Thursday, June 12, 2008

Thou Shall Not Suggest or Require

Circular Letter No. 14 (2008)
June 10, 2008

Yesterday the New York State Insurance Department issued the following circular letter:

TO: All Authorized Insurers Writing Motor Vehicle Insurance in New York State Motor Vehicle Self-insurers, and the Motor Vehicle Accident Indemnification Corporation (MVAIC)

RE: Unfair Claims Settlement Practices: Interest on Overdue No-Fault Claims and Claim Settlement Structure.

STATUTORY REFERENCE: Section 5106 of the Insurance Law; Section 65-3.9 of Regulation 68-C (11 NYCRR 65-3)

Circular Letter No. 17 (2006), issued on September 15, 2006, reminded insurers of their obligations with respect to settling claims that are subject to Regulation 68-C.

The letter advised insurers that 11 NYCRR § 65-3.9(b) provides that an insurer "shall not suggest or require, as a condition to settlement of a claim, that the interest due be waived." This rule ensures the prompt payment of claims and resolution of disputes while preventing insurers from exercising undue influence on applicants by inducing them to waive their rights to the payment of accrued interest as a condition of obtaining settlement of their claims. Citing 11 NYCRR § 65-3.9(e) and 11 NYCRR § 65-3.9(f), the letter also stated that where the terms of a settlement include interest, the insurer should separately identify the amounts allocable to the principal and the interest.

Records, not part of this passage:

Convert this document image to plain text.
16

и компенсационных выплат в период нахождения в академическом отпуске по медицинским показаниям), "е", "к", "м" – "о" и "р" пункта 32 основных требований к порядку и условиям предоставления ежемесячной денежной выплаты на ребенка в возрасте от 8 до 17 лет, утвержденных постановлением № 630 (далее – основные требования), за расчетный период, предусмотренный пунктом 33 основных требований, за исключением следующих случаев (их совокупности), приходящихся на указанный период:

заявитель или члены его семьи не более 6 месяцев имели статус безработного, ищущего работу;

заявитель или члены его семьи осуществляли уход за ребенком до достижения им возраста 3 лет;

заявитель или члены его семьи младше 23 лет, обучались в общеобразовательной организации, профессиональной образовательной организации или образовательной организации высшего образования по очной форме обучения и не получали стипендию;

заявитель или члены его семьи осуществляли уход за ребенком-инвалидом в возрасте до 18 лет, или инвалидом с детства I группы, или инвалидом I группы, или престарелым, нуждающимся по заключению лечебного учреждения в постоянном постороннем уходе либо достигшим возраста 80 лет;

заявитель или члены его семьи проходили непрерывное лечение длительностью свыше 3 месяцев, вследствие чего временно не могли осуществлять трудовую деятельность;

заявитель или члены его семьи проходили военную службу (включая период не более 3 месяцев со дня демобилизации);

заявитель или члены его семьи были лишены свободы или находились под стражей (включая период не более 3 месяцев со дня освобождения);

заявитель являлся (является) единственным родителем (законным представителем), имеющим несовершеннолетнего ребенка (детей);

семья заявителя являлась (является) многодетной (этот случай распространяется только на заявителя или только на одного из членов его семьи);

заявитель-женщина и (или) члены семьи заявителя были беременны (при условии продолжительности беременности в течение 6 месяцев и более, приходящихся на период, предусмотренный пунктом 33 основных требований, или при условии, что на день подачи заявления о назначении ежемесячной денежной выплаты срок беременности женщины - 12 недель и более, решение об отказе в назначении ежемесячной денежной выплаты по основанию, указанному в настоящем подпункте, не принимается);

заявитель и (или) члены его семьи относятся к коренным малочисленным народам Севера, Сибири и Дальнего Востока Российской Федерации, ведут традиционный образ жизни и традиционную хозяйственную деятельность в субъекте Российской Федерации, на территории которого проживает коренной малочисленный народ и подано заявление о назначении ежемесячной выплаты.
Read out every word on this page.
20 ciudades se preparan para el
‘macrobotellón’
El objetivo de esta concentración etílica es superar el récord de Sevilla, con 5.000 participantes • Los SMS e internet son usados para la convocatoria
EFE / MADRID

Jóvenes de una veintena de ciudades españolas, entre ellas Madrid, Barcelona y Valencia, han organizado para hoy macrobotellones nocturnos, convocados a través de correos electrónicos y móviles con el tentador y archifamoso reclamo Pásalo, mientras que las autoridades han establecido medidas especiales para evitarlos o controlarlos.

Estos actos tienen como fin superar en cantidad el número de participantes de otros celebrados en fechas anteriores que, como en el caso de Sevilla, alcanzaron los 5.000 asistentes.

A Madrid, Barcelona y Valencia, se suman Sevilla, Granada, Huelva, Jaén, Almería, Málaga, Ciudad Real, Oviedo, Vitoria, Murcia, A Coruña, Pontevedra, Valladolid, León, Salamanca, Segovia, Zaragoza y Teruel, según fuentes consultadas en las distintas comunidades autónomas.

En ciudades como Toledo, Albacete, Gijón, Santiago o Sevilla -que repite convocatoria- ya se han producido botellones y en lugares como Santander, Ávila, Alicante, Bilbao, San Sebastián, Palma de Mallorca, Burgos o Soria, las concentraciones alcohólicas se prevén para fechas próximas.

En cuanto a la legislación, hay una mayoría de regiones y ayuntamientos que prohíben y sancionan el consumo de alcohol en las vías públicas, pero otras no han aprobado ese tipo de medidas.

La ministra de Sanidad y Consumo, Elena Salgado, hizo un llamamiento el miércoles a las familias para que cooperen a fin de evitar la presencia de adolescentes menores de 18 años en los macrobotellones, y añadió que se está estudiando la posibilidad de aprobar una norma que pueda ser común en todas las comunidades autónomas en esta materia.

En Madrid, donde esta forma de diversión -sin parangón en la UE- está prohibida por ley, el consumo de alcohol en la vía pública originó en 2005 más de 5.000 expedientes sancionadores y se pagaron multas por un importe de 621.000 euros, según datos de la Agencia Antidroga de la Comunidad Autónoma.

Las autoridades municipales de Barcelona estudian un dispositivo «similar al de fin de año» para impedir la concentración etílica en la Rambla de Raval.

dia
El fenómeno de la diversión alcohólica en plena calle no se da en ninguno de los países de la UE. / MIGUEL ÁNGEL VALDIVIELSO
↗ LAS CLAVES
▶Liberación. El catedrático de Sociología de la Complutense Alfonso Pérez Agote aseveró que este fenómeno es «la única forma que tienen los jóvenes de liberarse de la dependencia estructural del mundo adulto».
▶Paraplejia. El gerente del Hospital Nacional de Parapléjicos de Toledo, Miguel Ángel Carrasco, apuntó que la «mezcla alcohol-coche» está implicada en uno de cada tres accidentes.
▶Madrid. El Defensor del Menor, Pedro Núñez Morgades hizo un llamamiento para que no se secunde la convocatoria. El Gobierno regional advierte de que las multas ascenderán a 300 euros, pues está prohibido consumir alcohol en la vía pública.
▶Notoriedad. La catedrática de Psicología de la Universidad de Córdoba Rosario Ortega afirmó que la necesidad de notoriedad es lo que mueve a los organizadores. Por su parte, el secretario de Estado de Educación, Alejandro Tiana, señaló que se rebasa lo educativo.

The purpose of this letter is to advise insurers that the obligations set forth in 11 NYCRR § 65-3.9 fully apply regardless of whether a claim is in litigation or arbitration, and cannot be circumvented by having outside counsel or other representatives of insurers suggest or require, as a condition of settlement of a contested claim, waiver of any interest that is due. The Department expects insurers to take all necessary measures to ensure that the actions of its employees, legal representatives and other claim processors comply fully with all pertinent statutory and regulatory mandates.

The Department will continue to enforce compliance with the law through market conduct examinations of insurers, including targeted investigations of insurers, when warranted.

Moreover, the Department will continue to enforce requests for assistance in obtaining payment of arbitration awards, including the correct identification of applicable interest payments due, as referenced in Circular Letter No. 21 (2005).


Most parties, in both no-fault and non no-fault matters, compromise and then settle based on percentages. For example, full payment owed on a $100 bill overdue 1 year is $124. Offering 50% or $62 is not "suggest[ing] or requir[ing]" that interest be waived. It's a compromise offer that actually includes interest which, if accepted, should be separately identified on any payment check.

Although it rarely if ever happens, there is nothing in the reg or this circular letter prohibiting the applicant or applicant's attorney from offering to waive interest, provided the idea first comes from either of them, rather than from the insurer or any "employees, legal representatives and other claim processors[.]"

Lastly, note that the rule prohibiting insurers from suggesting or requiring waiver of interest applies to claims in both litigation and arbitration.


Larry Rogak said...

It's interesting that the Insurance Department is concerned about insurers and their counsel using "undue influence" on applicant who are represented by counsel. Of course, the opinion letter doesn't say you can't negotiate interest with counsel; it only mentions the applicant. Now should we read this literally, or should we read it with a bias towards plaintiffs, as some usually suggest?

Roy A. Mura said...

Would "I'm thinking of a number between X and Y..." pass muster?

Although the NYSID uses the term "applicant" in this circular letter, 65-3.9(b)does not, so to the extent that "b" follows "a" in our English alphabet, and 65-3.9(a) speaks of both "an applicant or assignee", I think insurers, so as not to become the "targets" of the NYSID CSB's investigations, should read the circular letter liberally or expansively to include assignees, as well.

Of course, I could be wrong, and this circular letter could have been meant to use and apply only the term "applicant". Perhaps someone should request clarification. What's the worst that can happen -- the NYSID saying that this proscription applies to both applicants and assignees AND their counsel? Better that than the adminstrative and/or legal sanctions that some might seek to impose from the uncertainty, I say.